Similar to the previous embodiment, in order to prevent part of the second illumination light IL2 emitted by the second light source LS2 from emitting through the groove bottom surface 105bs and forming stray light that affects the display quality, the second light source LS2 overlaps the light shielding layer 150 along the normal direction (e.g., direction Z) of the groove bottom surface 105bs, and the light shielding layer 150 is located between the groove bottom surface 105bs and the second light source LS2.
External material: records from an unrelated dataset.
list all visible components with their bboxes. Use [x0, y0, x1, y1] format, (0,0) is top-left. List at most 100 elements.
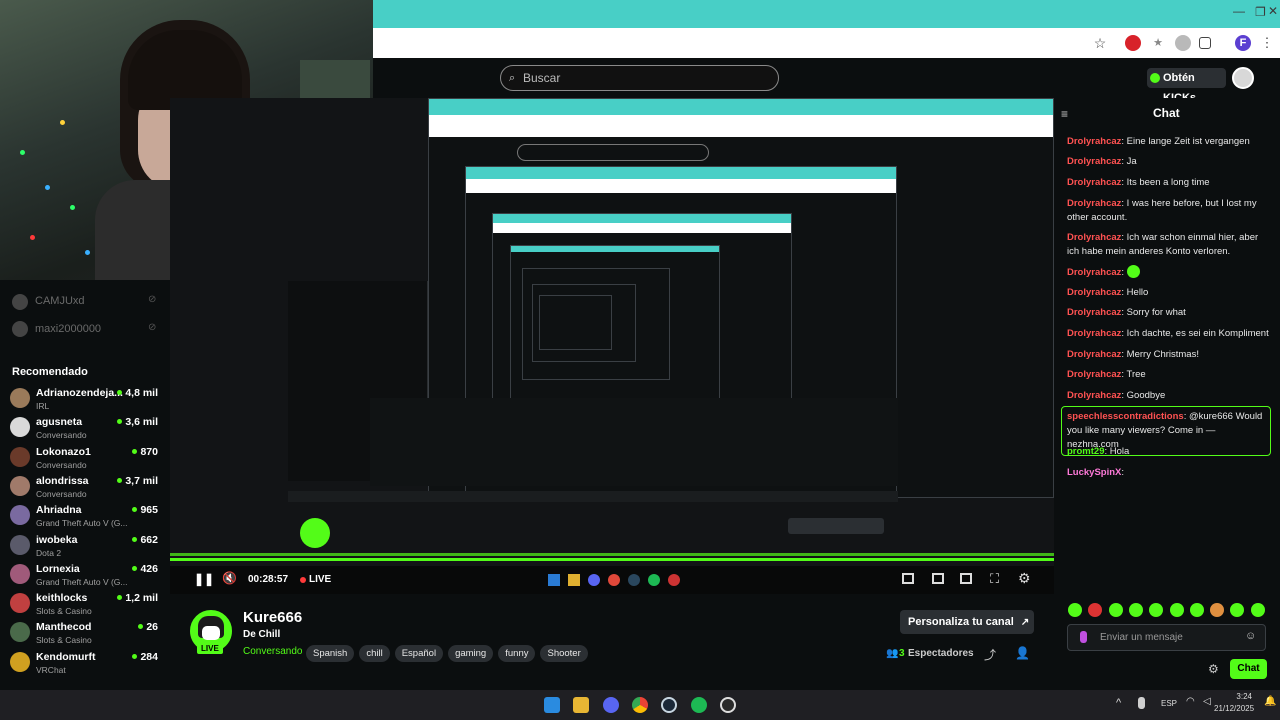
extension-icon[interactable] [1125, 35, 1141, 51]
chat-username[interactable]: promt29 [1067, 446, 1104, 457]
emote-icon[interactable] [1068, 603, 1082, 617]
recursive-customize-button [788, 518, 884, 534]
stream-tag[interactable]: Español [394, 645, 444, 662]
stream-tag[interactable]: Spanish [306, 645, 355, 662]
sidebar-offline-channel[interactable]: CAMJUxd [35, 295, 85, 307]
emote-icon[interactable] [1250, 603, 1265, 617]
chat-username[interactable]: Drolyrahcaz [1067, 307, 1121, 318]
spotify-icon[interactable] [691, 697, 707, 713]
browser-toolbar [373, 28, 1280, 58]
channel-name: iwobeka [36, 533, 78, 546]
chat-message: Drolyrahcaz: Eine lange Zeit ist vergang… [1067, 135, 1272, 149]
user-avatar[interactable] [1232, 67, 1254, 89]
chat-input[interactable]: Enviar un mensaje ☺ [1067, 624, 1266, 651]
tray-chevron-icon[interactable]: ^ [1116, 697, 1121, 709]
recommended-channel[interactable]: Lornexia Grand Theft Auto V (G... 426 [10, 560, 160, 589]
video-progress-bar[interactable] [170, 558, 1054, 561]
emote-icon[interactable] [1230, 603, 1245, 617]
external-link-icon: ↗ [1020, 617, 1030, 628]
picture-in-picture-icon[interactable] [902, 573, 914, 584]
customize-channel-button[interactable]: Personaliza tu canal ↗ [900, 610, 1034, 634]
discord-icon[interactable] [603, 697, 619, 713]
microphone-icon[interactable] [1080, 631, 1087, 643]
chat-username[interactable]: speechlesscontradictions [1067, 411, 1184, 422]
stream-video[interactable] [170, 98, 1054, 594]
emote-icon[interactable] [1128, 603, 1143, 617]
mute-icon[interactable]: 🔇 [222, 571, 237, 585]
emote-icon[interactable] [1088, 603, 1103, 617]
recommended-channel[interactable]: Adrianozendeja... IRL 4,8 mil [10, 384, 160, 413]
stream-tag[interactable]: funny [498, 645, 536, 662]
recommended-channel[interactable]: Ahriadna Grand Theft Auto V (G... 965 [10, 501, 160, 530]
settings-gear-icon[interactable]: ⚙ [1018, 570, 1031, 587]
extension-star-icon[interactable]: ★ [1150, 35, 1166, 51]
theater-mode-icon[interactable] [932, 573, 944, 584]
chat-username[interactable]: Drolyrahcaz [1067, 156, 1121, 167]
obs-icon[interactable] [720, 697, 736, 713]
follow-user-icon[interactable]: 👤 [1015, 646, 1030, 660]
bookmark-star-icon[interactable]: ☆ [1092, 35, 1108, 51]
extension-icon[interactable] [1175, 35, 1191, 51]
stream-tag[interactable]: chill [359, 645, 390, 662]
chat-username[interactable]: Drolyrahcaz [1067, 232, 1121, 243]
minimize-icon[interactable]: — [1233, 4, 1245, 18]
cast-icon[interactable] [960, 573, 972, 584]
recommended-channel[interactable]: Kendomurft VRChat 284 [10, 648, 160, 677]
browser-menu-icon[interactable]: ⋮ [1259, 35, 1275, 51]
chat-username[interactable]: Drolyrahcaz [1067, 349, 1121, 360]
clock-date[interactable]: 21/12/2025 [1214, 704, 1254, 713]
stream-tag[interactable]: Shooter [540, 645, 588, 662]
search-input[interactable]: ⌕ Buscar [500, 65, 779, 91]
chat-username[interactable]: Drolyrahcaz [1067, 267, 1121, 278]
chat-username[interactable]: Drolyrahcaz [1067, 328, 1121, 339]
emote-icon[interactable] [1169, 603, 1184, 617]
collapse-chat-icon[interactable]: ≡ [1061, 107, 1068, 121]
microphone-tray-icon[interactable] [1138, 697, 1145, 709]
chat-username[interactable]: Drolyrahcaz [1067, 390, 1121, 401]
recommended-channel[interactable]: iwobeka Dota 2 662 [10, 531, 160, 560]
volume-icon[interactable]: ◁ [1203, 696, 1211, 707]
send-chat-button[interactable]: Chat [1230, 659, 1267, 679]
pause-icon[interactable]: ❚❚ [194, 572, 214, 586]
chrome-icon[interactable] [632, 697, 648, 713]
steam-icon[interactable] [661, 697, 677, 713]
emote-icon[interactable] [1189, 603, 1204, 617]
emote-icon[interactable] [1108, 603, 1123, 617]
notifications-icon[interactable]: 🔔 [1264, 696, 1276, 707]
profile-avatar-icon[interactable]: F [1235, 35, 1251, 51]
emote-icon[interactable] [1149, 603, 1164, 617]
windows-start-icon [548, 574, 560, 586]
stream-category[interactable]: Conversando [243, 646, 302, 657]
chat-username[interactable]: Drolyrahcaz [1067, 136, 1121, 147]
video-controls: ❚❚ 🔇 00:28:57 LIVE ⛶ ⚙ [170, 566, 1054, 594]
channel-name[interactable]: Kure666 [243, 609, 302, 626]
restore-icon[interactable]: ❐ [1255, 5, 1266, 19]
chat-settings-icon[interactable]: ⚙ [1208, 662, 1219, 676]
chat-username[interactable]: LuckySpinX [1067, 467, 1121, 478]
windows-start-icon[interactable] [544, 697, 560, 713]
emoji-icon[interactable]: ☺ [1245, 630, 1256, 642]
extensions-puzzle-icon[interactable] [1199, 37, 1211, 49]
fullscreen-icon[interactable]: ⛶ [990, 571, 999, 587]
recommended-channel[interactable]: keithlocks Slots & Casino 1,2 mil [10, 589, 160, 618]
recommended-channel[interactable]: Manthecod Slots & Casino 26 [10, 618, 160, 647]
chat-username[interactable]: Drolyrahcaz [1067, 287, 1121, 298]
language-indicator[interactable]: ESP [1161, 699, 1177, 708]
get-kicks-button[interactable]: Obtén KICKs [1147, 68, 1226, 104]
emote-icon[interactable] [1210, 603, 1225, 617]
file-explorer-icon[interactable] [573, 697, 589, 713]
steam-icon [628, 574, 640, 586]
recommended-channel[interactable]: agusneta Conversando 3,6 mil [10, 413, 160, 442]
clock-time[interactable]: 3:24 [1224, 692, 1252, 701]
stream-title: De Chill [243, 629, 281, 640]
sidebar-offline-channel[interactable]: maxi2000000 [35, 323, 101, 335]
chat-username[interactable]: Drolyrahcaz [1067, 369, 1121, 380]
window-close-icon[interactable]: ✕ [1268, 4, 1278, 18]
recommended-channel[interactable]: Lokonazo1 Conversando 870 [10, 443, 160, 472]
wifi-icon[interactable]: ◠ [1186, 696, 1195, 707]
chat-username[interactable]: Drolyrahcaz [1067, 198, 1121, 209]
recommended-channel[interactable]: alondrissa Conversando 3,7 mil [10, 472, 160, 501]
chat-username[interactable]: Drolyrahcaz [1067, 177, 1121, 188]
share-icon[interactable]: ⤴ [984, 646, 996, 663]
stream-tag[interactable]: gaming [448, 645, 494, 662]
In the embodiment, the first light source LS1 and the second light source LS2 are respectively disposed on two opposite sides of the light guide portion 110 along a direction, but the disclosure is not limited thereto. In other embodiment, the first light source LS1 and the second light source LS2 may be respectively disposed on two adjacent sides of the light guide portion 110, and the configuration of the optical microstructures may be adjusted accordingly, which is not limited by the disclosure.

On the other hand, in the embodiment, the second surface SF2 of the light guide cover 100 may be selectively provided with a functional film 180, and the functional film 180 may be an optical film (e.g., an anti-glare film, an anti-reflective film, or a combination of the foregoing) and/or a protective film (e.g., a hard coat or an explosion-proof film). Accordingly, the durability and/or optical performances of the light guide cover 100 may be further improved.
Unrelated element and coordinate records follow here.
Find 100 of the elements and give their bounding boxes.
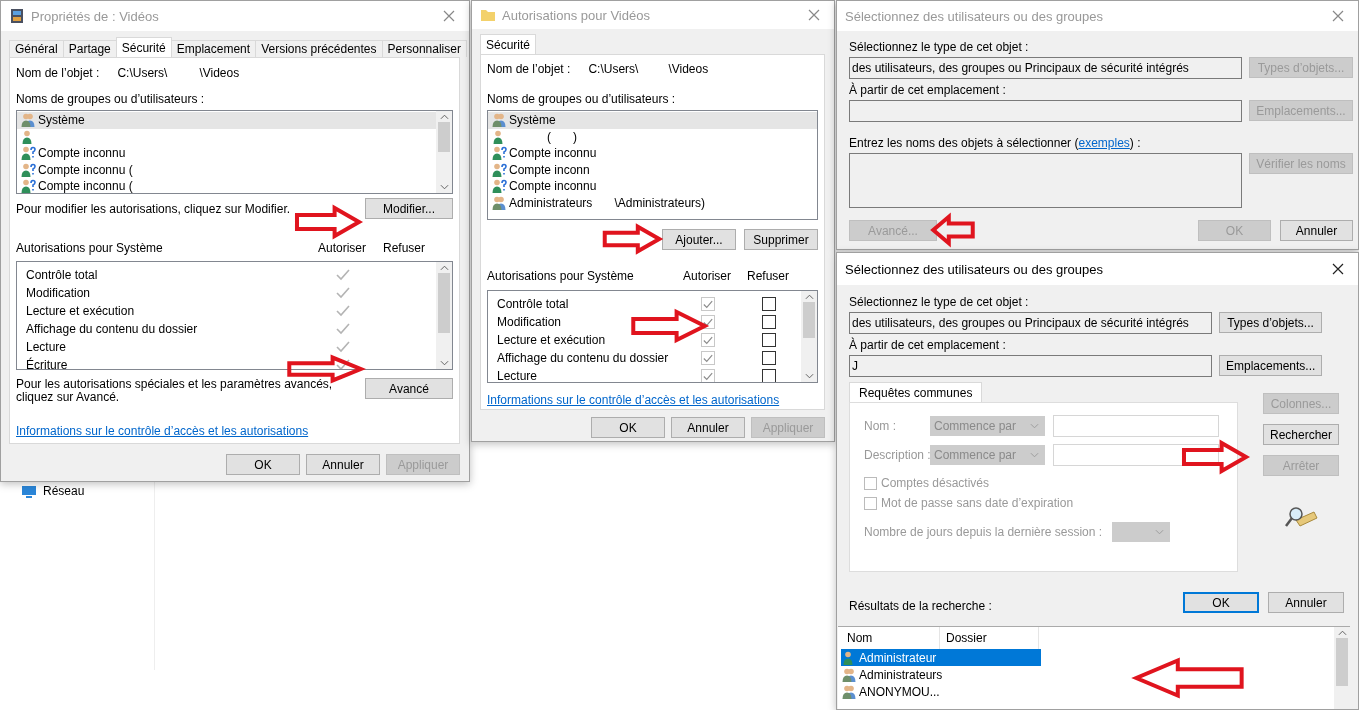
user-row[interactable]: Compte inconnu (	[17, 161, 436, 178]
network-icon	[21, 483, 37, 499]
user-row[interactable]: Compte inconn	[488, 161, 817, 178]
film-icon	[9, 8, 25, 24]
user-row[interactable]: ( )	[488, 128, 817, 145]
result-row[interactable]: ANONYMOU...	[841, 683, 1041, 700]
dialog-button[interactable]: Annuler	[671, 417, 745, 438]
result-name: Administrateurs	[859, 667, 943, 682]
user-row[interactable]: Compte inconnu	[17, 145, 436, 162]
examples-link[interactable]: exemples	[1078, 136, 1130, 150]
dialog-button[interactable]: Annuler	[306, 454, 380, 475]
chevron-up-icon	[439, 114, 449, 120]
locations-button[interactable]: Emplacements...	[1219, 355, 1322, 376]
group-icon	[491, 194, 507, 211]
tab[interactable]: Partage	[62, 40, 117, 57]
names-label: Entrez les noms des objets à sélectionner (	[849, 136, 1079, 150]
dialog-button[interactable]: OK	[591, 417, 665, 438]
tab[interactable]: Requêtes communes	[849, 382, 983, 402]
group-icon	[841, 666, 857, 683]
user-row[interactable]: Compte inconnu (	[17, 178, 436, 193]
permission-name: Contrôle total	[497, 297, 570, 311]
names-field[interactable]	[849, 153, 1242, 208]
pointer-arrow	[603, 225, 661, 253]
query-input[interactable]	[1053, 444, 1219, 466]
object-types-button[interactable]: Types d’objets...	[1219, 312, 1322, 333]
chevron-down-icon	[804, 373, 814, 379]
folder-icon	[480, 7, 496, 23]
tab[interactable]: Sécurité	[480, 34, 537, 54]
type-label: Sélectionnez le type de cet objet :	[849, 40, 1030, 54]
list-button[interactable]: Supprimer	[744, 229, 818, 250]
user-row[interactable]: Système	[488, 112, 817, 129]
unknown-user-icon	[20, 178, 36, 193]
tab[interactable]: Général	[9, 40, 64, 57]
location-label: À partir de cet emplacement :	[849, 338, 1007, 352]
location-field[interactable]: J	[849, 355, 1212, 377]
pointer-arrow	[932, 215, 974, 245]
window-title: Propriétés de : Vidéos	[31, 8, 160, 24]
permissions-label: Autorisations pour Système	[16, 241, 164, 255]
chevron-up-icon	[1337, 630, 1347, 636]
scrollbar[interactable]	[1334, 627, 1350, 709]
user-name: Compte inconnu (	[38, 179, 133, 193]
location-label: À partir de cet emplacement :	[849, 83, 1007, 97]
close-icon	[443, 10, 455, 22]
close-icon	[1332, 10, 1344, 22]
user-row[interactable]: Compte inconnu	[488, 145, 817, 162]
permission-name: Affichage du contenu du dossier	[497, 351, 670, 365]
user-row[interactable]: Système	[17, 112, 436, 129]
result-row[interactable]: Administrateur	[841, 649, 1041, 666]
scrollbar[interactable]	[801, 291, 817, 382]
unknown-user-icon	[491, 145, 507, 162]
chevron-down-icon	[1030, 452, 1039, 458]
tab[interactable]: Versions précédentes	[255, 40, 383, 57]
tab[interactable]: Sécurité	[115, 37, 172, 57]
location-field[interactable]	[849, 100, 1242, 122]
chevron-down-icon	[439, 184, 449, 190]
user-name: Compte inconnu	[38, 146, 126, 161]
permission-name: Modification	[26, 286, 92, 300]
search-action-button[interactable]: Rechercher	[1263, 424, 1339, 445]
user-name: Compte inconnu	[509, 146, 597, 161]
user-row[interactable]: Compte inconnu	[488, 178, 817, 195]
user-row[interactable]: Administrateurs \Administrateurs)	[488, 194, 817, 211]
deny-checkbox[interactable]	[762, 369, 776, 382]
deny-checkbox[interactable]	[762, 351, 776, 365]
users-label: Noms de groupes ou d’utilisateurs :	[487, 92, 677, 106]
dialog-button[interactable]: Annuler	[1268, 592, 1344, 613]
days-label: Nombre de jours depuis la dernière session :	[864, 525, 1103, 539]
query-input[interactable]	[1053, 415, 1219, 437]
option-label: Comptes désactivés	[881, 476, 990, 490]
result-name: Administrateur	[859, 650, 937, 665]
list-button[interactable]: Ajouter...	[662, 229, 736, 250]
window-title: Sélectionnez des utilisateurs ou des groupes	[845, 261, 1104, 277]
modify-button[interactable]: Modifier...	[365, 198, 453, 219]
deny-checkbox[interactable]	[762, 297, 776, 311]
chevron-up-icon	[804, 294, 814, 300]
scrollbar[interactable]	[436, 262, 452, 369]
permission-name: Lecture et exécution	[497, 333, 607, 347]
tab[interactable]: Personnaliser	[381, 40, 467, 57]
user-name: Système	[38, 113, 85, 128]
group-icon	[20, 112, 36, 129]
window-title: Autorisations pour Vidéos	[502, 7, 651, 23]
type-field[interactable]: des utilisateurs, des groupes ou Principaux de sécurité intégrés	[849, 57, 1242, 79]
dialog-button[interactable]: Annuler	[1280, 220, 1353, 241]
deny-checkbox[interactable]	[762, 315, 776, 329]
deny-checkbox[interactable]	[762, 333, 776, 347]
help-link[interactable]: Informations sur le contrôle d’accès et les autorisations	[487, 393, 818, 407]
help-link[interactable]: Informations sur le contrôle d’accès et les autorisations	[16, 424, 453, 438]
result-row[interactable]: Administrateurs	[841, 666, 1041, 683]
nav-item[interactable]: Réseau	[21, 484, 85, 498]
dialog-button[interactable]: OK	[1183, 592, 1259, 613]
advanced-button[interactable]: Avancé	[365, 378, 453, 399]
user-name: Administrateurs	[509, 195, 593, 210]
object-label: Nom de l’objet :	[16, 66, 100, 80]
tab[interactable]: Emplacement	[170, 40, 257, 57]
type-field[interactable]: des utilisateurs, des groupes ou Principaux de sécurité intégrés	[849, 312, 1212, 334]
chevron-down-icon	[1030, 423, 1039, 429]
object-path: \Videos	[199, 66, 240, 80]
option-label: Mot de passe sans date d’expiration	[881, 496, 1074, 510]
dialog-button[interactable]: OK	[226, 454, 300, 475]
unknown-user-icon	[20, 145, 36, 162]
scrollbar[interactable]	[436, 111, 452, 193]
To sum up, in a display apparatus according to an embodiment of the disclosure, a first surface of the light guide cover of a light source module facing a display panel is provided with a plurality of optical microstructures and a groove. In addition to transmitting illumination light emitted by a light source arranged in the groove and deflecting it to the display panel through the optical microstructures, the light guiding cover can also protect the optical microstructures. Since the light guide cover simultaneously performs light guiding and protection functions, it not only enables the display apparatus to be thinner and lighter but also reduces its production costs.

It will be apparent to those skilled in the art that various modifications and variations can be made to the disclosed embodiments without departing from the scope or spirit of the disclosure. In view of the foregoing, it is intended that the disclosure covers modifications and variations provided that they fall within the scope of the following claims and their equivalents.